Cependant, il y a une autre forme de torture dont on ne parle pas assez
et qui devrait interpeller les consciences et l'opinion internationale,
si prompte à s'émouvoir puis à oublier. Il s'agit du sort injuste fait à
ces centaines de millions de musulmans sous forme d'un gavage légal et
institutionnel, ouvert à toutes les vocations, l'ingestion de fatwas. À
peine a-t-il fini d'ingurgiter une fatwa, avec la pénibilité que l'on
sait, que le musulman se voit forcé d'en avaler une autre. Et comme il
est croyant, naturellement moins soumis à Dieu qu'à ceux qui se
prétendent ses prophètes, le pauvre musulman gobe littéralement sans
qu'il soit nécessaire de forcer. Bien plus, il en redemande sans cesse,
car jamais rassasié, et les «gaveurs» viennent toujours à point nommé
pour le nourrir de fatwas à volonté. Bien sûr, les «gaveurs» prennent
soin de varier les mets et de diversifier les recettes pour éviter
l'indigestion et le rejet, et ils y ajoutent souvent quelques produits
propres à éveiller la gent masculine. Sauf que cette fois-ci, la fatwa
est aussi dure à avaler qu'une pilule amère et qu'elle reste en travers
de la gorge, même pour ceux qui ont habituellement le plus de
dispositions en la matière. Étant incapable de me mettre à sa place, et
donc de réfléchir avec les mêmes a priori que lui, je me demande ce qui
a bien pu se passer dans la tête de ce théologien saoudien. Sans en
mesurer les conséquences, sans doute, le grand mufti d'Arabie Saoudite,
Abdelaziz Al-Cheikh, vient sans doute d'édicter la fatwa du siècle en ce
début d'année. Certes, on a connu au siècle dernier, et depuis le début
de celui-ci, des centaines de fatwas, de la plus frivole à la plus
foldingue, en passant par les faucheuses de vies humaines et musulmanes.
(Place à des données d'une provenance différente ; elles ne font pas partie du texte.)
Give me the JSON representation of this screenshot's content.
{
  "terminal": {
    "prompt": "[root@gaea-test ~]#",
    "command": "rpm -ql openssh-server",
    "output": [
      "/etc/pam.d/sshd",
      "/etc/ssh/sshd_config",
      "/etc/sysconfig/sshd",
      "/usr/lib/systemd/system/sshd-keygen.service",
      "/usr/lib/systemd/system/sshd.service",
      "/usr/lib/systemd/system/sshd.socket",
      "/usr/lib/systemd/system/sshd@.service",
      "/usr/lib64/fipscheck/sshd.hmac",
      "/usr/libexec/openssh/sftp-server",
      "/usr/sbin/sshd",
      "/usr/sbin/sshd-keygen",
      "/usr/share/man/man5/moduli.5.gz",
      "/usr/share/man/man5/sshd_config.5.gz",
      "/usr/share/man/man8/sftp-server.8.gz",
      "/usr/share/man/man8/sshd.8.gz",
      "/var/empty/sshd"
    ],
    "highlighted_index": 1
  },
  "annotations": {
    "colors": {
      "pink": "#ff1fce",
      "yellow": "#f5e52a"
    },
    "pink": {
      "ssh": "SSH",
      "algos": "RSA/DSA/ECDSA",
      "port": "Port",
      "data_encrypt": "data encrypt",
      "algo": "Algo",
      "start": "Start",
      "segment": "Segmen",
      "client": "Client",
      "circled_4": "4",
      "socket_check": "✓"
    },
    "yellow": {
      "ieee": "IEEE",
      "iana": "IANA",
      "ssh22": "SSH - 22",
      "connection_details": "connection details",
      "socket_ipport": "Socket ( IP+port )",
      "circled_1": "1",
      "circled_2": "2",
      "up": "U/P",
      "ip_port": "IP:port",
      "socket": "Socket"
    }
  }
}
On sait aussi que le marché de la fatwa est ouvert à tous, et que ses
étals sont accessibles à tous ceux qui ont, ou croient avoir, la
vocation même démunis du «registre de commerce » idoine. Mais, cette
fois, une fatwa contre les jeux d'échecs, c'est quelque chose d'énorme,
et on a peine à croire qu'il s'agit là d'un dérapage anecdotique d'un
théologien du wahhabisme, et non pas d'une initiative concertée. Ce qui
est encore plus extraordinaire, c'est que cette fatwa remonte à plus
d'un an, et il a juste suffi qu'un internaute en diffuse la vidéo sur
les réseaux sociaux pour que le monde entier s'en empare. Hasard ou
volonté délibérée de tester les gens, l'information a été divulguée la
veille de l'ouverture à La Mecque d'un tournoi d'échecs, qui a
finalement pu se dérouler. Il est, en effet, traditionnel que les
autorités saoudiennes prennent prétexte d'une fatwa, émanant d'un tel
niveau, pour interdire une manifestation quelconque. Selon Abdelaziz
Al-Cheikh, le jeu d'échecs est une création diabolique, aussi
répréhensible que la consommation de boissons alcoolisées et les jeux de
hasard, et une perte de temps. Du coup, les médias occidentaux s'en sont
donnés à cœur joie, et un immense fou rire s'est emparé du monde entier,
voire de l'univers connu. Et des chroniqueurs arabes de reprendre la
fameuse formule du poète Al- Moutanabi : «La nation qui est devenue, par
son ignorance la risée des nations.» Voilà donc un théologien arabe,
saoudien en l’occurrence, qui interdit un jeu aussi noble que les
échecs, que les Arabes eux-mêmes ont popularisé en Occident. Quant aux
motivations réelles qui sont derrière cette fatwa, on se perd en
conjectures : certains y voient une conséquence de la crise avec l'Iran,
attribuant ainsi la paternité du jeu aux Persans, ce qui n'est pas
prouvé. On peut imaginer aussi que les pièces ou les figurines du jeu,
représentant notamment un roi et une reine, aient été jugées
religieusement incompatibles. Toujours est-il qu'après s'être signalée
de la pire des manières au monde en exécutant une cinquantaine de
personnes au début de ce mois, l'Arabie Saoudite sollicite cette fois-ci
la verve des humoristes. Et l'on nous parlera encore d'islamophobie !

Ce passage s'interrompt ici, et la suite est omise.